Comparing Brotli and Zstd, Brotli is very likely more widely available: it is in .NET, in iOS (including TV and phone versions of iOS), in Windows, in Android and in every browser that is still being developed. Brotli is even included in my LG tv.
Sure, it is not in the linux kernel. I think zstd got their foot in by benchmarking brotli 11 with 4-16 MB window against zstd 22 with 128 MB window. For quite a while the zstd's wikipedia page claimed faster compression and decompression for zstd with a better compression rate. Even today, the LTCB is not including the large window brotli results that would make it generally favorable over zstd. Large window is slowly fixing that, and a meta-analysis of recent benchmarking efforts shows Brotli compressing ~5 % more densely than zstd (when both are run at maximal settings in large corpus scenarios where the static dictionary doesn't help Brotli).

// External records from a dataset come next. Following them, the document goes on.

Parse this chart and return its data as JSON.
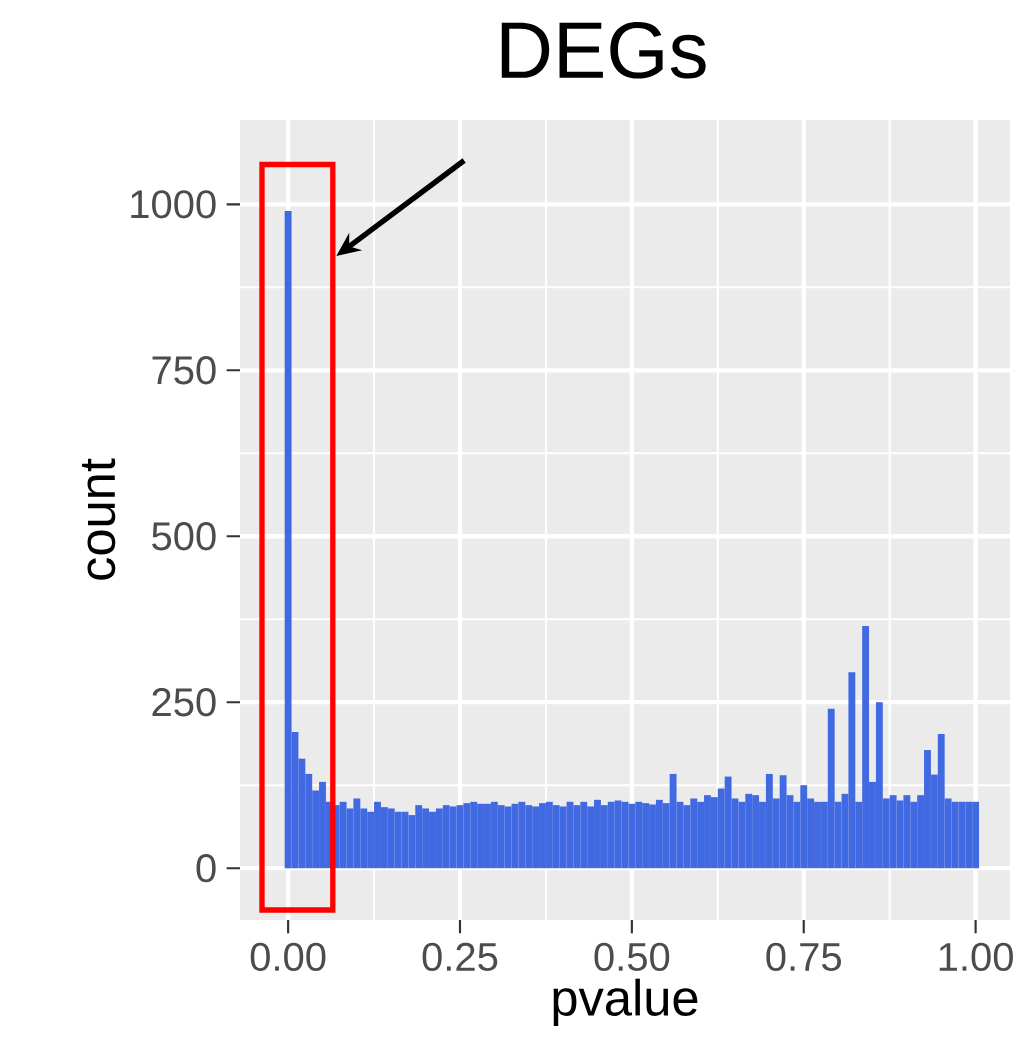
{
  "chart_data": {
    "type": "histogram",
    "title": "DEGs",
    "xlabel": "pvalue",
    "ylabel": "count",
    "color": "#4169e1",
    "bins": [
      -0.005,
      0.005,
      0.015,
      0.025,
      0.035,
      0.045,
      0.055,
      0.065,
      0.075,
      0.085,
      0.095,
      0.105,
      0.115,
      0.125,
      0.135,
      0.145,
      0.155,
      0.165,
      0.175,
      0.185,
      0.195,
      0.205,
      0.215,
      0.225,
      0.235,
      0.245,
      0.255,
      0.265,
      0.275,
      0.285,
      0.295,
      0.305,
      0.315,
      0.325,
      0.335,
      0.345,
      0.355,
      0.365,
      0.375,
      0.385,
      0.395,
      0.405,
      0.415,
      0.425,
      0.435,
      0.445,
      0.455,
      0.465,
      0.475,
      0.485,
      0.495,
      0.505,
      0.515,
      0.525,
      0.535,
      0.545,
      0.555,
      0.565,
      0.575,
      0.585,
      0.595,
      0.605,
      0.615,
      0.625,
      0.635,
      0.645,
      0.655,
      0.665,
      0.675,
      0.685,
      0.695,
      0.705,
      0.715,
      0.725,
      0.735,
      0.745,
      0.755,
      0.765,
      0.775,
      0.785,
      0.795,
      0.805,
      0.815,
      0.825,
      0.835,
      0.845,
      0.855,
      0.865,
      0.875,
      0.885,
      0.895,
      0.905,
      0.915,
      0.925,
      0.935,
      0.945,
      0.955,
      0.965,
      0.975,
      0.985,
      0.995,
      1.005
    ],
    "values": [
      990,
      205,
      165,
      142,
      117,
      130,
      100,
      95,
      100,
      90,
      105,
      90,
      85,
      100,
      92,
      90,
      85,
      85,
      80,
      95,
      90,
      85,
      90,
      95,
      93,
      95,
      98,
      100,
      97,
      97,
      100,
      95,
      93,
      97,
      100,
      95,
      93,
      98,
      100,
      95,
      93,
      100,
      95,
      100,
      93,
      103,
      95,
      100,
      102,
      100,
      97,
      100,
      98,
      96,
      103,
      98,
      142,
      100,
      95,
      105,
      100,
      110,
      107,
      120,
      138,
      105,
      100,
      112,
      110,
      100,
      142,
      105,
      140,
      110,
      100,
      125,
      105,
      100,
      100,
      240,
      100,
      112,
      295,
      100,
      365,
      130,
      250,
      105,
      110,
      102,
      110,
      100,
      110,
      178,
      141,
      202,
      105,
      100,
      100,
      100,
      100
    ],
    "xlim": [
      -0.07,
      1.05
    ],
    "ylim": [
      -78,
      1127
    ],
    "xticks": [
      {
        "value": 0,
        "label": "0.00"
      },
      {
        "value": 0.25,
        "label": "0.25"
      },
      {
        "value": 0.5,
        "label": "0.50"
      },
      {
        "value": 0.75,
        "label": "0.75"
      },
      {
        "value": 1,
        "label": "1.00"
      }
    ],
    "yticks": [
      0,
      250,
      500,
      750,
      1000
    ],
    "grid": true
  }
}
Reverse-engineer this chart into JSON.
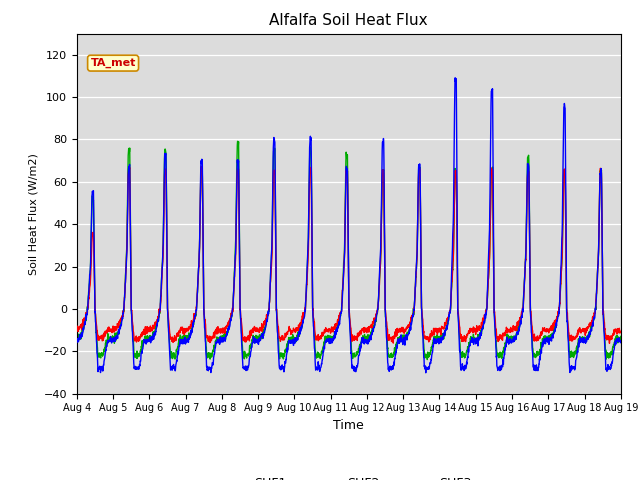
{
  "title": "Alfalfa Soil Heat Flux",
  "xlabel": "Time",
  "ylabel": "Soil Heat Flux (W/m2)",
  "ylim": [
    -40,
    130
  ],
  "yticks": [
    -40,
    -20,
    0,
    20,
    40,
    60,
    80,
    100,
    120
  ],
  "colors": {
    "SHF1": "#ff0000",
    "SHF2": "#0000ff",
    "SHF3": "#00aa00"
  },
  "legend_label": "TA_met",
  "legend_label_color": "#cc0000",
  "legend_label_bg": "#ffffcc",
  "legend_label_edge": "#cc8800",
  "background_color": "#dcdcdc",
  "line_width": 1.0,
  "start_day": 4,
  "end_day": 19,
  "points_per_day": 144,
  "shf1_night": -10,
  "shf1_trough": -14,
  "shf2_night": -15,
  "shf2_trough": -28,
  "shf3_night": -14,
  "shf3_trough": -22,
  "peaks_shf1": [
    36,
    66,
    65,
    65,
    65,
    65,
    65,
    65,
    65,
    65,
    65,
    65,
    65,
    65,
    65
  ],
  "peaks_shf2": [
    55,
    67,
    73,
    70,
    70,
    80,
    80,
    65,
    79,
    68,
    109,
    103,
    68,
    95,
    65
  ],
  "peaks_shf3": [
    52,
    75,
    75,
    65,
    78,
    75,
    75,
    73,
    65,
    65,
    65,
    65,
    72,
    65,
    65
  ]
}
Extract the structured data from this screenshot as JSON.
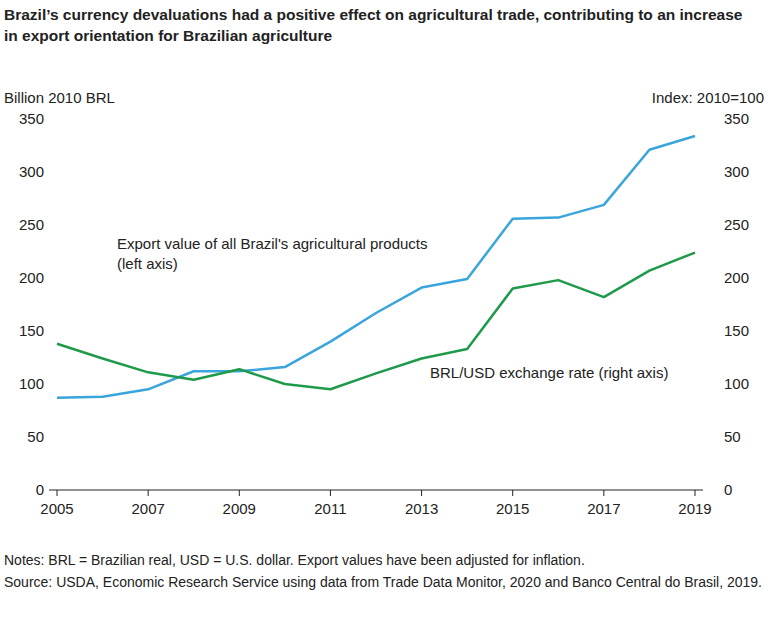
{
  "chart_data": {
    "type": "line",
    "title": "Brazil’s currency devaluations had a positive effect on agricultural trade, contributing to an increase in export orientation for Brazilian agriculture",
    "y_label": "Billion 2010 BRL",
    "y2_label": "Index: 2010=100",
    "x": [
      2005,
      2006,
      2007,
      2008,
      2009,
      2010,
      2011,
      2012,
      2013,
      2014,
      2015,
      2016,
      2017,
      2018,
      2019
    ],
    "xlim": [
      2005,
      2019
    ],
    "xticks": [
      2005,
      2007,
      2009,
      2011,
      2013,
      2015,
      2017,
      2019
    ],
    "ylim": [
      0,
      350
    ],
    "yticks": [
      0,
      50,
      100,
      150,
      200,
      250,
      300,
      350
    ],
    "y2lim": [
      0,
      350
    ],
    "y2ticks": [
      0,
      50,
      100,
      150,
      200,
      250,
      300,
      350
    ],
    "grid": false,
    "series": [
      {
        "name": "Export value of all Brazil's agricultural products (left axis)",
        "color": "#3aa5dc",
        "values": [
          87,
          88,
          95,
          112,
          112,
          116,
          140,
          167,
          191,
          199,
          256,
          257,
          269,
          321,
          334
        ]
      },
      {
        "name": "BRL/USD exchange rate (right axis)",
        "color": "#1f9a4a",
        "axis": "y2",
        "values": [
          138,
          124,
          111,
          104,
          114,
          100,
          95,
          110,
          124,
          133,
          190,
          198,
          182,
          207,
          224
        ]
      }
    ],
    "notes": "Notes: BRL = Brazilian real, USD = U.S. dollar. Export values have been adjusted for inflation.",
    "source": "Source: USDA, Economic Research Service using data from Trade Data Monitor, 2020 and Banco Central do Brasil, 2019."
  }
}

For compressed filesystem use zstd may have a better balance of features -- there decompression speed can be really critical, but I consider brotli more balanced for the general use case.
Last edited by Jyrki Alakuijala; 4th July 2018 at 15:19.
That I didn't know. Thanks for the info!
Jyrki, do you really believe that the current situation is the result of a benchmark publication on LTCB ?
Zstd for the filesystem or possibly for the datacenter network fabric seems to be a better fit for the properties of zstd.
Gonzalo (4th July 2018)
My bad. I stand corrected
A compression benchmark needs to the use the same hardware for all codecs, and ideally the latest versions of each codec.
What is streaming implementation anyway? All compressors have some lag during compression and decompression. If we pair compressor and decompressor (pipe compressor output directly to decompressor) then before the decompressor will output some original byte compressor will have to process many following input bytes.
A streaming data format is one where you don't need a lot of future data to decide how to decode the current bits.
An encoding streaming friendly data format is one where you don't need have a lot of data available before you can compress. For example ANS is a minute step away from encoding streaming friendliness, since data needs to be encoded backwards.